Relational Homology

Homology deals with substructure similarity. For example, the structures of concern may be gene sequences – structures with clear reification as physical arrangements of atoms. An example technique for evaluating such structural homology among genes is k-mer search.

Let structural homology refer here to homology over concrete structures, and let relational homology refer to homology over abstract relationships that connect concrete structures. This distinction is akin to that between the analysis of specialized data structures versus graph data.

Data structures and algorithms are intimately linked. Specialized data structures afford associated algorithms for specialized analysis. Graphs, as data structures that may encode abstract relations and thus must be traversed, will be slower to analyze than more concrete data structures designed to perform particular operations efficiently.

Consider program interpretation versus compilation. The code-as-data is operated upon similarly in both cases. With code execution via an interpreter, a rich dynamism is possible for parsing code and data structure on the fly. With a compiler, guarantees on program and data structure allow the interpretation to be done just once, and with greater scrutiny for optimization opportunities.

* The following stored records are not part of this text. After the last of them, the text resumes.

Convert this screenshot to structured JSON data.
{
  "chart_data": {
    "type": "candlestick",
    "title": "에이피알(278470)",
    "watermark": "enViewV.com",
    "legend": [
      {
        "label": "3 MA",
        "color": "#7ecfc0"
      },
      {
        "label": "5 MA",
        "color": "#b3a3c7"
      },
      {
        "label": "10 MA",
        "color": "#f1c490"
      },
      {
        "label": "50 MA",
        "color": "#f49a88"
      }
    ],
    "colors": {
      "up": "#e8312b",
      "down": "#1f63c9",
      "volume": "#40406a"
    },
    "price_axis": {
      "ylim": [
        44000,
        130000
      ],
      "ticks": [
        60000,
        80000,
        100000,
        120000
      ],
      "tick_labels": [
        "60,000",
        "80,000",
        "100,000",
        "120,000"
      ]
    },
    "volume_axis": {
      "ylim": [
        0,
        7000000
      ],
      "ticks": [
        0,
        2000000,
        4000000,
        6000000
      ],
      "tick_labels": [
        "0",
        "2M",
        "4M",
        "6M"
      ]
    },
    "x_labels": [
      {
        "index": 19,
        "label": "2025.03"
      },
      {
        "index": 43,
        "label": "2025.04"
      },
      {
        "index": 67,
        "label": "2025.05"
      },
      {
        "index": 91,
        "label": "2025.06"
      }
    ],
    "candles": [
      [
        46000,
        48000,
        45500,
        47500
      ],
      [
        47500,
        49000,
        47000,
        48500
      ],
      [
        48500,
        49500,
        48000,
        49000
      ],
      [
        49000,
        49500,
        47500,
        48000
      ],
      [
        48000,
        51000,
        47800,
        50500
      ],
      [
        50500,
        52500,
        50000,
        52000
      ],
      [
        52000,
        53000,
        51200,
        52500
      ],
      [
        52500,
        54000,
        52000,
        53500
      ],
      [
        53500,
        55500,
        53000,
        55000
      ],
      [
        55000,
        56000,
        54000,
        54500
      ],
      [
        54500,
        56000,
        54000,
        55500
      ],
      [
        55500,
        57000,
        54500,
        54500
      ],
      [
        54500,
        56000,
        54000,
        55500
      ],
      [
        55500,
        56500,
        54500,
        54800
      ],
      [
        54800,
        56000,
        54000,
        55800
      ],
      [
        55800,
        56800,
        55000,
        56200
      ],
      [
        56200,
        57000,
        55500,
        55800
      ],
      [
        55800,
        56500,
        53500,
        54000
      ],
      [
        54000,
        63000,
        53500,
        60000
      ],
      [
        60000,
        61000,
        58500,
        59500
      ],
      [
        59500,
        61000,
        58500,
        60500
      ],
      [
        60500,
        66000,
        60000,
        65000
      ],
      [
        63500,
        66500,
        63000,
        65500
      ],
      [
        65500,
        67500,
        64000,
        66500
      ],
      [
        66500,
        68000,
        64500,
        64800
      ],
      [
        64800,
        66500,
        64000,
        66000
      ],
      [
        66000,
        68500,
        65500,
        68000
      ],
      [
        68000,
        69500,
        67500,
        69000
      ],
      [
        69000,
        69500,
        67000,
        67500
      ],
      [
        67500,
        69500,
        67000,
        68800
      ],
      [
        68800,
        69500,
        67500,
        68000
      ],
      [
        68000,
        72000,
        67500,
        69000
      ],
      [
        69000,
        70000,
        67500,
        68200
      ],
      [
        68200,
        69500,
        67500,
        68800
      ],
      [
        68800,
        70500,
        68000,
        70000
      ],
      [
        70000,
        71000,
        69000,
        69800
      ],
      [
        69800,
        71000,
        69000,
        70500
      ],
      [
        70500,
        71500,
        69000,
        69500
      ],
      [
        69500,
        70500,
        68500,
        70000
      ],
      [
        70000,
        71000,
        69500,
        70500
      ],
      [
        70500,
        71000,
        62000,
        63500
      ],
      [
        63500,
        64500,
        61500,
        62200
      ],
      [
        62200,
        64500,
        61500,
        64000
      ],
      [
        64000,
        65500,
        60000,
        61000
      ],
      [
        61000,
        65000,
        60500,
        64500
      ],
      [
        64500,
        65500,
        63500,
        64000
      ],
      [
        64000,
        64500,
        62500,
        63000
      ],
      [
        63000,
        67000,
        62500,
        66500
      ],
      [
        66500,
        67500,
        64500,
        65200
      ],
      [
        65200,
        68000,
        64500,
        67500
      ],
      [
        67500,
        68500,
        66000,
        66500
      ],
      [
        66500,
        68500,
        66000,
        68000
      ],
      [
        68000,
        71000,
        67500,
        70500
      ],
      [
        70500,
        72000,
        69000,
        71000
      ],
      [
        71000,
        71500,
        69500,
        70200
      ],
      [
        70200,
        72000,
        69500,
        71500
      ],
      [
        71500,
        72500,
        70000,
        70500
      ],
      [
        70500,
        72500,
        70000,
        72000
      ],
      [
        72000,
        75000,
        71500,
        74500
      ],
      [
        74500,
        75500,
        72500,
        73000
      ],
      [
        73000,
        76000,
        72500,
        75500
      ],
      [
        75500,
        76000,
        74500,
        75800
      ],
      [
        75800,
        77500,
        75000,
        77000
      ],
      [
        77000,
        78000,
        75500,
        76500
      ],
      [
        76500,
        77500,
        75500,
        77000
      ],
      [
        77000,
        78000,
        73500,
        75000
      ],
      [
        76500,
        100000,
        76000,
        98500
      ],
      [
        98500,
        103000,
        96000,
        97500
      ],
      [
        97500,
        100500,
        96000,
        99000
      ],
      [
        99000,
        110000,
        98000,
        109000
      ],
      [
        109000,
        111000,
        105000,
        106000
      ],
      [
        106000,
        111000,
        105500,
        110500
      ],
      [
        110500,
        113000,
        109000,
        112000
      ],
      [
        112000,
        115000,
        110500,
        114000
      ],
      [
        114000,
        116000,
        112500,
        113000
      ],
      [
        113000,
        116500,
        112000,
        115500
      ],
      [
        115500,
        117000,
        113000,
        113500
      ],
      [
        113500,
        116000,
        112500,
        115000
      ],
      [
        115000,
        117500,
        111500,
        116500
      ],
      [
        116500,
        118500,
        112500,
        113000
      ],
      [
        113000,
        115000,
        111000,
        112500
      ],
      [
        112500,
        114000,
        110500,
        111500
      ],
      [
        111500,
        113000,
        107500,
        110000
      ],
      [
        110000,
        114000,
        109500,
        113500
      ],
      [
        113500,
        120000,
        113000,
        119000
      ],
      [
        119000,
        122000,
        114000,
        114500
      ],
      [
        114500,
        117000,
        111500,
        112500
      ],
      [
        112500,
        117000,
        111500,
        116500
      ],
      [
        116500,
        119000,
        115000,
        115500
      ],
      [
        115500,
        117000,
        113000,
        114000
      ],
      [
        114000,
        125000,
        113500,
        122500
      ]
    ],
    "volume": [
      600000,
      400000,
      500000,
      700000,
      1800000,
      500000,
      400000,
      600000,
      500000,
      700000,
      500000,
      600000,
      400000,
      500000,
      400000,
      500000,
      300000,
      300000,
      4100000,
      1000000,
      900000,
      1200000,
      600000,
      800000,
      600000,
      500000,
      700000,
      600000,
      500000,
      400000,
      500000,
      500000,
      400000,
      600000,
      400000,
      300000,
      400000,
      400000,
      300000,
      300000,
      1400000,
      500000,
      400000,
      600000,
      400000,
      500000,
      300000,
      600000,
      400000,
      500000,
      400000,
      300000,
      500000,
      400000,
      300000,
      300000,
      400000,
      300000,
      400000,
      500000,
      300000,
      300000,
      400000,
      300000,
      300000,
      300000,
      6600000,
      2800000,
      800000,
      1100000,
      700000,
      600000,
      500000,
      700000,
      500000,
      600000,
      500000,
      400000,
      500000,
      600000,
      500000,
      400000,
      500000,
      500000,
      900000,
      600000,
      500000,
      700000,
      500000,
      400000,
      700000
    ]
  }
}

People routinely conceptualize using graphs. Drawing nodes and edges on a whiteboard is a common technique for thinking about processes, and the resources upon which processes act. Great swaths of mathematics have been unified under category theory’s objects (nodes) and arrows (edges).

Of course, people also routinely need to concretize their abstract conceptualizations. Better user experiences can follow from translation of graphs into more specialized data structures and associated algorithms, for efficiency both of machine execution and of human mental modeling (and thus of formulation of interface-affordant queries).

When designing interfaces to aid a user in identifying similarities among data in a large collection, it is tempting to focus only on structural homology, in guiding users to probe known unknowns. Apart from searching for homologous data structures, users may also benefit from searching for homologous metadata structures – a search for relational homology, a probing of unknown unknowns. Specialized lexical search, like k-mer search, certainly has its place in a multiscale model of search across domain-specific data – but so does semantic search.